A robust pharmaceutical base, along with proper facilities for medical treatments in local hospitals of international standard in Bangladesh, can open a wide door for another massive opportunity, much more lucrative a sector than the garments or the shrimps, to invite a new genre of tourists who are called "Medical tourists". For more than 100 years Switzerland has been a Mecca to foreigners offering superior health care. Nowadays, those, including Bangladeshis, who cannot afford to stay in Switzerland for retirement as well as medical care, instead go to Thailand for medical checkups and treatments at facilities like Bumrungrad International Hospital at Bangkok.
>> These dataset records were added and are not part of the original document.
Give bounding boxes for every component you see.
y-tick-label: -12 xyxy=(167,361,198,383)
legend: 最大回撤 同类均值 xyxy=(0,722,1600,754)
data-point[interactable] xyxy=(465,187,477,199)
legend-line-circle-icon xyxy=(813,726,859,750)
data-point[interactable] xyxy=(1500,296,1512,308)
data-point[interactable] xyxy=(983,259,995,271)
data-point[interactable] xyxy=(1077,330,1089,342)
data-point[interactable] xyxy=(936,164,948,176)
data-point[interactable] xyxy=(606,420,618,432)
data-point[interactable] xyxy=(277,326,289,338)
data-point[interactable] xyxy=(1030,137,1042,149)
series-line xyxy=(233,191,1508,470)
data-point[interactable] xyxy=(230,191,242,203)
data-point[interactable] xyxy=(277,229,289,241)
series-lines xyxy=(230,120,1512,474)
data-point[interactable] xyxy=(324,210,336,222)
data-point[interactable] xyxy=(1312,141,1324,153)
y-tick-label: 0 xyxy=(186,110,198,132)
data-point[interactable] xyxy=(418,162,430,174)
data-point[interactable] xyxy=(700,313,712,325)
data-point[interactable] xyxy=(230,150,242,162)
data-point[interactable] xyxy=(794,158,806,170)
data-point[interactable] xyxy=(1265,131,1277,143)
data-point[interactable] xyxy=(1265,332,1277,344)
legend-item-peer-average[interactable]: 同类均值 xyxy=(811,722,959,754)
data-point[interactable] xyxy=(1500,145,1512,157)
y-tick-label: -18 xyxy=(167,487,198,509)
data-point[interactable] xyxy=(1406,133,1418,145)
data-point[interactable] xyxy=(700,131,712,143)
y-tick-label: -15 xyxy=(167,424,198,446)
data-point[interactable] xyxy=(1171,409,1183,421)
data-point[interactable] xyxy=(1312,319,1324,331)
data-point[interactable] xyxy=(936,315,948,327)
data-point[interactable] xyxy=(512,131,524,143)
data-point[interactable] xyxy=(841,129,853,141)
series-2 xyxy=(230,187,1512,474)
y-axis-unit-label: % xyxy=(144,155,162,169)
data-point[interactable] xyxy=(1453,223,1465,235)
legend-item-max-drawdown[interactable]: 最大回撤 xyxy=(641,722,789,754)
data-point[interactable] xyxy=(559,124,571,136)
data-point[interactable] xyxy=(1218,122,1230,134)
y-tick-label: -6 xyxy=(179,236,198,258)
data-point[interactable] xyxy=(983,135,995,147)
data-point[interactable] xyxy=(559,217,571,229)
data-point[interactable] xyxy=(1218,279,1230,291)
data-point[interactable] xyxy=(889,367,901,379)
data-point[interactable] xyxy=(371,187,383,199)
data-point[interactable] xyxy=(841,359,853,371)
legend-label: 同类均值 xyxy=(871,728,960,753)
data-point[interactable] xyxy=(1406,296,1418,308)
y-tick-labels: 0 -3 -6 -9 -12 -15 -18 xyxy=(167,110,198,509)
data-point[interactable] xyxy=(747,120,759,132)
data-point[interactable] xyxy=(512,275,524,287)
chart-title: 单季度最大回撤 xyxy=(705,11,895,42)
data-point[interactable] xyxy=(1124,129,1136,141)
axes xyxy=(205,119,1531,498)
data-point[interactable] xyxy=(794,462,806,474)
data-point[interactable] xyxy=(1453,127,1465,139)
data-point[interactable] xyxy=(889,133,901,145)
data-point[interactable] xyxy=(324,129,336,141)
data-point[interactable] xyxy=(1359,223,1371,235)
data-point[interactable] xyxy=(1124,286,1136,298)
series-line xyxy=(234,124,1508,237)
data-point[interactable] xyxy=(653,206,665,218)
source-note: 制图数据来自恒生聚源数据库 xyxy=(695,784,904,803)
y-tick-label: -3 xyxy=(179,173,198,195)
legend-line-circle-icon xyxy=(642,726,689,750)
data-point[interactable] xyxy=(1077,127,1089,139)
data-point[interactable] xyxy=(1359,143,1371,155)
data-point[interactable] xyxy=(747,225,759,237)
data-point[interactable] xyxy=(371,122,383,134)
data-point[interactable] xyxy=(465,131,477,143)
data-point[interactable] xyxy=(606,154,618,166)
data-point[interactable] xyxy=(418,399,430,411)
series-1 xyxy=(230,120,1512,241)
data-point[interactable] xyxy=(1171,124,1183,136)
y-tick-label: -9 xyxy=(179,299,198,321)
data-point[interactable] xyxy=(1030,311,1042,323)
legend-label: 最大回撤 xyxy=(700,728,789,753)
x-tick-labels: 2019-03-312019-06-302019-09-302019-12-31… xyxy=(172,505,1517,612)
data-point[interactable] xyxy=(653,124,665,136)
Many emerging nations are developing medical tourism industries. For a tourism industry to thrive in Bangladesh we need not only good medicines, 5-star hospitals and world class physicians; we also need a huge army of nurses. Bangladesh has a unique advantage in this respect--its huge female population. The way Bangladeshi females are helping our garments industries in exporting readymade garments our young females, who have traditionally been supportive to the sick and the elderly in their own families, may be turned into world-class nurses.